Puis, se retournant vers l’inconnue:

– Allons, allons, la belle, continua-t-il, puisque vous ne voulez pas nous donner la preuve que vous êtes dans les conditions du décret, il faut nous suivre.

– Comment, vous suivre? dit le chef des enrôlés volontaires.

– Sans doute, nous allons conduire la citoyenne au poste de l’hôtel de ville, où nous sommes de garde, et là nous prendrons des informations sur elle.

– Pas du tout, pas du tout, dit le chef de la première troupe. Elle est à nous, et nous la gardons.

– Ah! citoyens, citoyens, dit Lorin, nous allons nous fâcher.

– Fâchez-vous ou ne vous fâchez pas, morbleu, cela nous est bien égal. Nous sommes de vrais soldats de la République, et tandis que vous patrouillez dans les rues, nous allons verser notre sang à la frontière.

– Prenez garde de le répandre en route, citoyens, et c’est ce qui pourra bien vous arriver, si vous n’êtes pas plus polis que vous ne l’êtes.

– La politesse est une vertu d’aristocrate, et nous sommes des sans-culottes, nous, repartirent les enrôlés.

– Allons donc, dit Lorin, ne parlez pas de ces choses-là devant madame. Elle est peut-être Anglaise. Ne vous fâchez point de la supposition, mon bel oiseau de nuit, ajouta-t-il en se retournant galamment vers l’inconnue.

Un poète l’a dit, et nous, échos indignes,

Nous allons après lui tout bas le répétant:

L’Angleterre est un nid de cygnes

Au milieu d’un immense étang.

– Ah! tu te trahis, dit le chef des enrôlés; ah! tu avoues que tu es une créature de Pitt, un stipendié de l’Angleterre, un…

– Silence, dit Lorin, tu n’entends rien à la poésie, mon ami; aussi je vais te parler en prose. Écoute, nous sommes des gardes nationaux doux et patients, mais tous enfants de Paris, ce qui veut dire que, lorsqu’on nous échauffe les oreilles, nous frappons dru.
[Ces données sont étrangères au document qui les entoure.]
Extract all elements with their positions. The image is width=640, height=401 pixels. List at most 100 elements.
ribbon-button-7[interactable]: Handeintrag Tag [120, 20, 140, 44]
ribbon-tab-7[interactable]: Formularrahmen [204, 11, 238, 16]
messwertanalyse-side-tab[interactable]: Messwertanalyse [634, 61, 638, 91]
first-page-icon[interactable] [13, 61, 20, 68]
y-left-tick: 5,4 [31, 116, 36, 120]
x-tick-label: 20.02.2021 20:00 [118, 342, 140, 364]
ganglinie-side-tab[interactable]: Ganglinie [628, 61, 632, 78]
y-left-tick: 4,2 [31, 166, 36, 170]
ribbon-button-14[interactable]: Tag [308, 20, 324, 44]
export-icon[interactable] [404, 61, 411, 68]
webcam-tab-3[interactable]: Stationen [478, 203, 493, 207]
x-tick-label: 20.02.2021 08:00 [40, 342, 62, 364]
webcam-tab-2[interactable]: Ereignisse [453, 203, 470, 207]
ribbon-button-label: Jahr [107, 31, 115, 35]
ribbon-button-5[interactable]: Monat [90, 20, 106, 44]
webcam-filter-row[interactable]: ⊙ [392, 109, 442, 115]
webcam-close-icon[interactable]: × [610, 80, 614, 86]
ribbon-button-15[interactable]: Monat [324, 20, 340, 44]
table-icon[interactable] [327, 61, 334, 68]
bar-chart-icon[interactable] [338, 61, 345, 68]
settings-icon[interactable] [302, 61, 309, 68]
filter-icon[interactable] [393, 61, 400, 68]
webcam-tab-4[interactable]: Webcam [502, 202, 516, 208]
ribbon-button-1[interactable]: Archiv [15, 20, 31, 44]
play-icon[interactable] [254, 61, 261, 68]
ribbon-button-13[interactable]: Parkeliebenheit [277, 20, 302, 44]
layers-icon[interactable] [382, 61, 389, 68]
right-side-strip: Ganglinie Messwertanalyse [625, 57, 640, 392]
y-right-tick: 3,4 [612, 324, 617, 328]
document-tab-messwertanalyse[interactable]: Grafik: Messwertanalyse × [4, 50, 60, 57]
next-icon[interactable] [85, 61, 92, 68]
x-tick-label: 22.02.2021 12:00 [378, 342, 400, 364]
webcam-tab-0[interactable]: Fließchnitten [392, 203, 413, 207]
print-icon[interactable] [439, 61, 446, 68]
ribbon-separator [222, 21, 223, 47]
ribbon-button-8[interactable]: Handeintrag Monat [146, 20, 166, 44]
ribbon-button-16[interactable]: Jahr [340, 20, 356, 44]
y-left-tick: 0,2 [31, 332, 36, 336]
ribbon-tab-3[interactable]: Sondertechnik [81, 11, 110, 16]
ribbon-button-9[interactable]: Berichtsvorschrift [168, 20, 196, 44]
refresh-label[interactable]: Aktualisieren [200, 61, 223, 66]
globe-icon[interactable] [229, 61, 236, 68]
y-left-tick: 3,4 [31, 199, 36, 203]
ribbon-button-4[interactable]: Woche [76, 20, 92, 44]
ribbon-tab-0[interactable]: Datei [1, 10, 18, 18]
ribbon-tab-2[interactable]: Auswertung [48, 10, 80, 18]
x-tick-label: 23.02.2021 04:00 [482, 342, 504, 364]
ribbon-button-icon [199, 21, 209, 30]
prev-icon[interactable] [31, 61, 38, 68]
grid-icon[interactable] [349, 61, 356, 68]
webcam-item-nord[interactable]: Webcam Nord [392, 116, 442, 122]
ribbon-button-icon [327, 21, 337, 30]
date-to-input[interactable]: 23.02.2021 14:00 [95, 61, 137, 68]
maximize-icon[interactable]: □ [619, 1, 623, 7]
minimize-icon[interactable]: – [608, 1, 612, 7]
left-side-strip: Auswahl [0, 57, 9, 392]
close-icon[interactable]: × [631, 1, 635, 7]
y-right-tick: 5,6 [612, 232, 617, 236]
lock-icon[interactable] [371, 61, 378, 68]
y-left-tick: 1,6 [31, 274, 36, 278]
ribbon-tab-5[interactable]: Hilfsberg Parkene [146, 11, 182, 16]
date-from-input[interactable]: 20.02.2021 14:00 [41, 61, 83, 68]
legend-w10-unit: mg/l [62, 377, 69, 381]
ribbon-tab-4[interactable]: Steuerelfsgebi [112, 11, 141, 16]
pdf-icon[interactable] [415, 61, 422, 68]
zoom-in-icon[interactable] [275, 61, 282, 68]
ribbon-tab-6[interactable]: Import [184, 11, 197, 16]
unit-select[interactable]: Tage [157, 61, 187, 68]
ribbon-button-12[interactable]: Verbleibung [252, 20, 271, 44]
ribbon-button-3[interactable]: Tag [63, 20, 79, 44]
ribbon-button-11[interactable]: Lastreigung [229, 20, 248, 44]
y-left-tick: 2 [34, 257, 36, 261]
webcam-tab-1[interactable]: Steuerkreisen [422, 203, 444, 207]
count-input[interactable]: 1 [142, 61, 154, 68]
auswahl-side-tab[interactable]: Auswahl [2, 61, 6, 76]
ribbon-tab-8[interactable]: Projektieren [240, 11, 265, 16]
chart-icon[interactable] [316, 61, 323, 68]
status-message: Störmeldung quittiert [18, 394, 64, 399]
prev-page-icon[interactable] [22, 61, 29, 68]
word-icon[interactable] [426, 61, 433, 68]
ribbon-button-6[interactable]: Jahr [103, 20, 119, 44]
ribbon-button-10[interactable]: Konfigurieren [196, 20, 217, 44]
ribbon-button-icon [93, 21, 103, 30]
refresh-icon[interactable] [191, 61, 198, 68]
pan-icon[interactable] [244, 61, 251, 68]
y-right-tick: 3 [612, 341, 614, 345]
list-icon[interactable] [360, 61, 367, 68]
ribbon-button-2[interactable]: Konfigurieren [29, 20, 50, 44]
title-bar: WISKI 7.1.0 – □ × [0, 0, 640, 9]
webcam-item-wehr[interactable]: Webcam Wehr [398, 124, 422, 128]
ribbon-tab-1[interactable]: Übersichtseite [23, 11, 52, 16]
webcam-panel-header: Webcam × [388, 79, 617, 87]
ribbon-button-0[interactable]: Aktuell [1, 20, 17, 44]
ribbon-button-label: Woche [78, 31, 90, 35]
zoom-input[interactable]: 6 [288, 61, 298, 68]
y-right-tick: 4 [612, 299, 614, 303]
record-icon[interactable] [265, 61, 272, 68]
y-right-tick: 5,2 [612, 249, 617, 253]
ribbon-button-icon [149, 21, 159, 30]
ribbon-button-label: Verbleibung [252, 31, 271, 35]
– Madame, dit Maurice, vous voyez ce qui se passe et vous devinez ce qui va se passer; dans cinq minutes, dix ou onze hommes vont s’égorger pour vous. La cause qu’ont embrassée ceux qui veulent vous défendre mérite-t-elle le sang qu’elle va faire couler?

– Monsieur, répondit l’inconnue en joignant les mains, je ne puis vous dire qu’une chose, une seule: c’est que, si vous me laissez arrêter, il en résultera pour moi et pour d’autres encore des malheurs si grands, que, plutôt que de m’abandonner, je vous supplierai de me percer le cœur avec l’arme que vous tenez dans la main et de jeter mon cadavre dans la Seine.

– C’est bien, madame, répondit Maurice, je prends tout sur moi.

Et laissant retomber les mains de la belle inconnue qu’il tenait dans les siennes:

– Citoyens, dit-il aux gardes nationaux, comme votre officier, comme patriote, comme Français, je vous ordonne de protéger cette femme. Et toi, Lorin, si toute cette canaille dit un mot, à la baïonnette!

– Apprêtez… armes! dit Lorin.

– Oh! mon Dieu! mon Dieu! s’écria l’inconnue en enveloppant sa tête de son capuchon et en s’appuyant contre une borne. Oh! mon Dieu! protégez-le.